Fans of the espionage drama “24” know Mary Lynn Rajskub as Chloe, the rubber-faced computer geek who can’t stop helping Jack Bauer.

But the Trenton native and her TV persona could not be more different — well, except for her countenance. The “Chloe face,” as some viewers delightfully call it, is the vinegary visage that Rajskub (pronounced RICE-cub) has perfected and pulls out when her character doesn’t want to complete a task or thinks a superior is unintelligent.

“Chloe takes herself really seriously,” says Rajskub, 34, from her home in Southern California, adding that she wonders if her standup comedy roots are revealing themselves.

“I’m not trying to be funny,” she coyly deadpans. “People say I look better than I do on the show when they see me other places, and that’s sweet, but Chloe is a woman in her own world, and I approached it with my interpretation of how that character would look and react.”

Rajskub first learned to deconstruct characters as a teenager acting in plays at Trenton High School. A chronic overachiever, Rajskub managed to play Frenchy in the school’s production of “Grease” and still compete on the swim team.

“She was that good,” says Bill Rapin, an art teacher at Trenton High School for 33 years, who remembers Rajskub well.

“What a funny and creative girl,” Rapin says. “I remember the first time I had her in class, she stayed after everyone else, and she asked if I thought a person could really make it in the arts. I told her ‘yes.’ I guess she found out.”

Honing her love for Sanders hot fudge and Vernors — separately of course — Rajskub, affectionately known as “Mare,” graduated from Trenton High in 1989. She attended Detroit’s College for Creative Studies, majoring in painting.

At CCS, Rajskub made an impression on art professor Todd Erickson.

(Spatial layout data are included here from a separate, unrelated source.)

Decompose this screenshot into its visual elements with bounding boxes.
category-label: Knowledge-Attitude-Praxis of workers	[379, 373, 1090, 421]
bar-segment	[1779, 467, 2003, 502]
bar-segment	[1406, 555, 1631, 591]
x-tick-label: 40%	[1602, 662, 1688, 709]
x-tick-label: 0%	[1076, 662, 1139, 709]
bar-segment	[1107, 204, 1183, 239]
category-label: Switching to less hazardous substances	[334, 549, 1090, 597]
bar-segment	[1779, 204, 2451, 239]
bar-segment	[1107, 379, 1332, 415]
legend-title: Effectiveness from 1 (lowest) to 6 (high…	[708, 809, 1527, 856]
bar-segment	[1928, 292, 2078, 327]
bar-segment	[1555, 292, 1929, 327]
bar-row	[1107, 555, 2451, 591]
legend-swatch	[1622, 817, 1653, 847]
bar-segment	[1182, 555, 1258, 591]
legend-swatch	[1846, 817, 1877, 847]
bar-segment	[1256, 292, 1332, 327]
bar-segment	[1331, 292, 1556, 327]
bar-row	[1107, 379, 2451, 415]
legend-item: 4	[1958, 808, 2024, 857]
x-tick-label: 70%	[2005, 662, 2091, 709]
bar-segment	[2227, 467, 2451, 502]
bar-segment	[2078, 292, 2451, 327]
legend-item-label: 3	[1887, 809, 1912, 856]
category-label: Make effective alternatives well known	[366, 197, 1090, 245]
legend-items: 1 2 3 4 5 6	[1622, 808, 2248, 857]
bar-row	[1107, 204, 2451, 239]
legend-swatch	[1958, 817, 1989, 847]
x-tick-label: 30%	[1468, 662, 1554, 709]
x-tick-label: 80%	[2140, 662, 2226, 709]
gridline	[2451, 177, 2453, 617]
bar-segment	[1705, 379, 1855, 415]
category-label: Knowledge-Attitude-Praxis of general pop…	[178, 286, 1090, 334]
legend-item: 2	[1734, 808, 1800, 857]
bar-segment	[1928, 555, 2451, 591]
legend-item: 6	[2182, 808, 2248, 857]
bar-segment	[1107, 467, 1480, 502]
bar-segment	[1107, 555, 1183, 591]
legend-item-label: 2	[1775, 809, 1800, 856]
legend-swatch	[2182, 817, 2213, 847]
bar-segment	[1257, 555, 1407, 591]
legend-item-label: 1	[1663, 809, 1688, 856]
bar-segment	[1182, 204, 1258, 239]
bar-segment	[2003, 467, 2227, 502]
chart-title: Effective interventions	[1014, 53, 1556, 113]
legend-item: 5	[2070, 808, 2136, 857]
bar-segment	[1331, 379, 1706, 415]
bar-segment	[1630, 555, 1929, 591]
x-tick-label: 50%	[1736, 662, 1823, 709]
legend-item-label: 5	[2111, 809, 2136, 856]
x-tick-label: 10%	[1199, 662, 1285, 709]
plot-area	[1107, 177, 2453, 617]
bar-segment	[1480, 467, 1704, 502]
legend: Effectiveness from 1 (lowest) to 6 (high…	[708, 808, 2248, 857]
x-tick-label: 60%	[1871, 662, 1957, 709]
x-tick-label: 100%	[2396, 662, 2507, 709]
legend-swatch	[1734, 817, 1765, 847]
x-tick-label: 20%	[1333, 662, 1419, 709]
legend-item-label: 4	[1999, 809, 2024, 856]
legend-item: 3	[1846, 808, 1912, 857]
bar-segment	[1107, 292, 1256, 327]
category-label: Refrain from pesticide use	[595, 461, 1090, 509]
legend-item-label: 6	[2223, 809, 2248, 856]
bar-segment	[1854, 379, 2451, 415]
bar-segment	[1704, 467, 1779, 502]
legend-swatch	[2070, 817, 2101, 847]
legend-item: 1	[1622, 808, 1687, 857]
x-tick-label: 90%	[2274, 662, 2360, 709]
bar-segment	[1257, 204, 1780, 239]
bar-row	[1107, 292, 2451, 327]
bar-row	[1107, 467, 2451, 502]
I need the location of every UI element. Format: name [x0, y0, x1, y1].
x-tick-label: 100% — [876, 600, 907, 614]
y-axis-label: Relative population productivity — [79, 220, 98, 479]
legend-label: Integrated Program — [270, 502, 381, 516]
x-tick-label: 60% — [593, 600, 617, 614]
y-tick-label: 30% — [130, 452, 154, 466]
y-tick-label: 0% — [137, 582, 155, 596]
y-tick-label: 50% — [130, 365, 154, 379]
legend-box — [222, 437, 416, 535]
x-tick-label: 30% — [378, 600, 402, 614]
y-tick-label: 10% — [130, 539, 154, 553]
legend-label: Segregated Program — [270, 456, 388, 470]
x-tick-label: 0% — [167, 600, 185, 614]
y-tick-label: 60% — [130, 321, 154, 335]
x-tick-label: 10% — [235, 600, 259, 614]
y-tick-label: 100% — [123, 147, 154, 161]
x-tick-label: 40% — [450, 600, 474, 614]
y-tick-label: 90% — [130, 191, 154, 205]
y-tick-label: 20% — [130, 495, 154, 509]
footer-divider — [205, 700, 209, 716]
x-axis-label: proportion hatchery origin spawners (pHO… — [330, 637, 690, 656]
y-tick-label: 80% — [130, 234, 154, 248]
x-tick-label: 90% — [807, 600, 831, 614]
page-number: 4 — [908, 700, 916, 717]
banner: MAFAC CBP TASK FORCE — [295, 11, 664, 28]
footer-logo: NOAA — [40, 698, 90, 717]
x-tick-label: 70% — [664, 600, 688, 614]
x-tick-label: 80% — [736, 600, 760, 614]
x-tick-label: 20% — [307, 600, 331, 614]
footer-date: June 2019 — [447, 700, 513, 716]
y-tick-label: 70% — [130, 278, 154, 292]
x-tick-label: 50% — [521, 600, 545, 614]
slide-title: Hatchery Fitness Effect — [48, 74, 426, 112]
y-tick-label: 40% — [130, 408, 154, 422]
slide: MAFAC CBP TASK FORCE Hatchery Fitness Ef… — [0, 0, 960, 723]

“She had this look, and if you didn’t know her, you would think she had a bad attitude,” Erickson recalls. “It would alarm me and then she would follow up with a joke and disarm me. That was a lot of fun, but you had to get to know her to appreciate her sense of humor.”

From CCS, Rajskub transferred to the San Francisco Art Institute. Realizing she didn’t want to deal with the possible rejection of selling her art, she moved to Los Angeles and cut her teeth in standup. She eventually landed a recurring spot on “Mr. Show with Bob and David,” an HBO sketch comedy series, where she worked with her then-boyfriend and show co-creator, David Cross.

Before landing “24” a couple of seasons ago, she appeared in movies such as “Road Trip” in 2000 and “Punch-Drunk Love” in 2002.

These days, Rajskub, the proud owner of a poodle named Claire, says she doesn’t paint as much as she would like because of her hectic work schedule. In addition to “24,” Rajskub still does standup and some small tours.

“When I start, I have to paint at least two times a week, and there’s not enough time in the day to do everything,” she concedes. Her romantic life is in a similar state, says Rajskub, a self-described recovering serial monogamist.

“I’m not married and I don’t think that’s going to work out for me. I’m not even bitter, I’m just exhausted.”

As for “24,” Rajskub is just hoping Chloe lives to see another season, adding that her role in the “24” video game isn’t a guarantee.

“I haven’t been told I wasn’t returning,” she says. “But I can’t make any promises.”